Several family members accompanied her to the awards, sure she would win by virtue of her Olympic medal record. But she did not. Comaneci thwarted her again.
"My jaw just dropped out," Latynina said. "I was snubbed.
"Comaneci was a great gymnast, make no mistake about it, but she only won one Olympic all-around title while I won [two]. And that's a fact, not fiction."
Comaneci said she's never met Latynina, only read about her.
"It's not necessarily the medals, it's what you know about somebody [that] gets [them] a status of a legend," Comaneci said, adding later, "she [Latynina] put gymnastics on the map at that particular time. That was the most important era for the [growth of the] sport. They're still talking about her."

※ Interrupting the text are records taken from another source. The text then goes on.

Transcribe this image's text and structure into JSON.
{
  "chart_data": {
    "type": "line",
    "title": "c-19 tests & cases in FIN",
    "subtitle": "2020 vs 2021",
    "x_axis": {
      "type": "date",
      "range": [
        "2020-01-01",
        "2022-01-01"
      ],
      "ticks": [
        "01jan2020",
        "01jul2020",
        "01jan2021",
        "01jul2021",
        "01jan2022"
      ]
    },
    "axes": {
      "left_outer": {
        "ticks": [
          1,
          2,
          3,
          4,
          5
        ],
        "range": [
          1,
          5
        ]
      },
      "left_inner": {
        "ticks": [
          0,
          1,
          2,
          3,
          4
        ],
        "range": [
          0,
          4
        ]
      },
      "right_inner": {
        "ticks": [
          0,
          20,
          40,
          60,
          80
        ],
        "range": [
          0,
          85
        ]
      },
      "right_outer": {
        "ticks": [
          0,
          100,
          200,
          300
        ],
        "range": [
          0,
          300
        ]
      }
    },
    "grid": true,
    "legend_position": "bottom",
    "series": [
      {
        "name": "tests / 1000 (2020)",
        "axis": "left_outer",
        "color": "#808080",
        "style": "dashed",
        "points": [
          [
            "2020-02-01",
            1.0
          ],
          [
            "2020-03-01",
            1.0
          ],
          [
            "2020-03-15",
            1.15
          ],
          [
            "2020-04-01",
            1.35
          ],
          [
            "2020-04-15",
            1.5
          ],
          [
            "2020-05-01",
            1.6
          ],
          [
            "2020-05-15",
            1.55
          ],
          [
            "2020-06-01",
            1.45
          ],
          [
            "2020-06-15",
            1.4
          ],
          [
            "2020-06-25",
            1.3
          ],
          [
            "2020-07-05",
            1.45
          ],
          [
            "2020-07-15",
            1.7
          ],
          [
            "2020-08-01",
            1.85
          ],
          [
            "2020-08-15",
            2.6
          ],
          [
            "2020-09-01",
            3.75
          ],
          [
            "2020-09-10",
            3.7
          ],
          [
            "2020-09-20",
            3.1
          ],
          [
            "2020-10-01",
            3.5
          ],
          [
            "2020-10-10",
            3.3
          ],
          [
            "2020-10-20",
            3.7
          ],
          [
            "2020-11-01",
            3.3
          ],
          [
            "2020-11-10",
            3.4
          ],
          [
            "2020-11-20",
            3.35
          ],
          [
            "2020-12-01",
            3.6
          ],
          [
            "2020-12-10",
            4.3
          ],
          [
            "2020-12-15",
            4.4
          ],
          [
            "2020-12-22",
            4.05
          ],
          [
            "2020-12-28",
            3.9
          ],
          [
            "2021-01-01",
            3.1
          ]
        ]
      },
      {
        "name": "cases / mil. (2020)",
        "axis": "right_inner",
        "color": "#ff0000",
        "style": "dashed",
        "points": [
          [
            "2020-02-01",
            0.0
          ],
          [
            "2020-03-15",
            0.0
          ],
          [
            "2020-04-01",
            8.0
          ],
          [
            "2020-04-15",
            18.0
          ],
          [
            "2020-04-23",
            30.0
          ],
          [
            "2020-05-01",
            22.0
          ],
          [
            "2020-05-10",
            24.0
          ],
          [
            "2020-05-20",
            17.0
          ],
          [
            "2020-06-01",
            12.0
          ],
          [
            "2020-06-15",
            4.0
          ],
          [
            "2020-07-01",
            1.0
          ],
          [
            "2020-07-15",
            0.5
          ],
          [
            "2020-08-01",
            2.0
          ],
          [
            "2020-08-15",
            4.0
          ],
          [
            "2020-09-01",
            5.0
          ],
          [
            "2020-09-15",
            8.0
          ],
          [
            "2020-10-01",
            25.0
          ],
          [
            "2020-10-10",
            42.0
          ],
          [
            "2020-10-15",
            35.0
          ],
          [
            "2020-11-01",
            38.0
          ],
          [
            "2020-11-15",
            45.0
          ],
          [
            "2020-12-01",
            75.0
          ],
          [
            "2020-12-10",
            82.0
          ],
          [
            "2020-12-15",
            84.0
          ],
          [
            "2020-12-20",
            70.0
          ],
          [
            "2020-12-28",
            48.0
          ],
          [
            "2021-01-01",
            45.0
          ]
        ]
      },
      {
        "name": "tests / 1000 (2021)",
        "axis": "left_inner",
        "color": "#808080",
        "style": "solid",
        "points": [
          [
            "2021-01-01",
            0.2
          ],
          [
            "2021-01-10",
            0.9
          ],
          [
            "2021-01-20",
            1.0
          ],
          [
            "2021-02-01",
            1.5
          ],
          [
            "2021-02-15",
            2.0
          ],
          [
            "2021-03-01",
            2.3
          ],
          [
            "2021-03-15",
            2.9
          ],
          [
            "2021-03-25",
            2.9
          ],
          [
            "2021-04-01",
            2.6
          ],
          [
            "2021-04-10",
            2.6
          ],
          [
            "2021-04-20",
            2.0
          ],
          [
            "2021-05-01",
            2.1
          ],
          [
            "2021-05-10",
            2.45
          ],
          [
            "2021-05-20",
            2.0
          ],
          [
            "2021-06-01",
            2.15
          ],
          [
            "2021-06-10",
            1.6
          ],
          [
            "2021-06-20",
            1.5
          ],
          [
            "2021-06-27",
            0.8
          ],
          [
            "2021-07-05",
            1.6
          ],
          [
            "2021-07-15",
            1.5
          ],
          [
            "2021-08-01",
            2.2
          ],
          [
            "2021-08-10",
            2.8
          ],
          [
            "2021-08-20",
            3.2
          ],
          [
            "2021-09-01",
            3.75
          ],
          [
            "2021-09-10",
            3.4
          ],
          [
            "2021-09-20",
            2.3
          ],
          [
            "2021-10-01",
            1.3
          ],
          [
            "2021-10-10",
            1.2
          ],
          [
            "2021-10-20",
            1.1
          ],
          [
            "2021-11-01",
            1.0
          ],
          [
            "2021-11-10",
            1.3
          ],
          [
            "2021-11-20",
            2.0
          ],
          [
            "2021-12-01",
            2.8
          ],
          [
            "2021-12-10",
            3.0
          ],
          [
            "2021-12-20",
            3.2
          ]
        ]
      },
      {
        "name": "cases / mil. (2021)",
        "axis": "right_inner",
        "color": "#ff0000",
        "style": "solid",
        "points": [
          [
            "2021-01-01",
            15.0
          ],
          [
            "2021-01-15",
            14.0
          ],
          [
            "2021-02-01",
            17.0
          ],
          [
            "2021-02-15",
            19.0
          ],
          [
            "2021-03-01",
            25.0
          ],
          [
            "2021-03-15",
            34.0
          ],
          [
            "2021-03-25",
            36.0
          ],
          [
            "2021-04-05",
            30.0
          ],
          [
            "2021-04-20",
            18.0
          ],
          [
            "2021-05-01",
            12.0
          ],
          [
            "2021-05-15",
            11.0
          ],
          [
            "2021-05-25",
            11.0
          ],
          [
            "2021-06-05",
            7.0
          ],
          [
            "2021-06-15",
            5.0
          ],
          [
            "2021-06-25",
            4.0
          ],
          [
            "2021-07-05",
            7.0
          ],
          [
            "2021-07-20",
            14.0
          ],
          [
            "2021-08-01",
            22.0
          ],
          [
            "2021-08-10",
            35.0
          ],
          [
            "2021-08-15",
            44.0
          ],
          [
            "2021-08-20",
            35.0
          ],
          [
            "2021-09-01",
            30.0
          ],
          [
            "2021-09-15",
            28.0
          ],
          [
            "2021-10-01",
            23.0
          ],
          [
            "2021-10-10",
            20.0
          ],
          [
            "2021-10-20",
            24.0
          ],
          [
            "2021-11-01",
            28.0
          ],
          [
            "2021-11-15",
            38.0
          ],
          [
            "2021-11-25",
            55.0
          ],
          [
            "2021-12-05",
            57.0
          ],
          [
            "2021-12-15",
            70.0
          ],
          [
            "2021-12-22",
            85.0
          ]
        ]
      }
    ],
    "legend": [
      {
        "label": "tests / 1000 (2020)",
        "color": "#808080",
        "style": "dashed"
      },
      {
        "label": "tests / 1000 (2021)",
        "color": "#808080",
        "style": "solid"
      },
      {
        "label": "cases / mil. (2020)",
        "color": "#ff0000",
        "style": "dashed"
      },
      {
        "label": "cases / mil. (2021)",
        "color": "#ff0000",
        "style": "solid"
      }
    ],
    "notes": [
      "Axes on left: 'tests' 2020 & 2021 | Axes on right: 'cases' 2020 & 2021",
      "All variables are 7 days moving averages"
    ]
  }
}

Clearly, Latynina's overwhelming will to win, a trait she shares with Phelps, never faded as she delved into retirement.
"I had that competitive drive in me," she said. "I never like to lose, ever."
Which makes her answer to this last question extraordinary. When asked how she would like to be remembered, Latynina recalled one of her final competitions, the Soviet national championships following the Tokyo Olympics, where she was beaten by teenager Larisa Petrik. (Latynina said the decision came with the help of the Soviet sport bosses "who wanted to show me it was time to go and leave it to the younger generation.")
Of that competition, Sovetsky Sport wrote "Larisa Senior congratulates Larisa Junior with a big smile on her face."
But Latynina remembered it differently
"Of course, I had cried later at home when I was by myself so no one, even my closest friends and family members, could see me cry," Latynina said.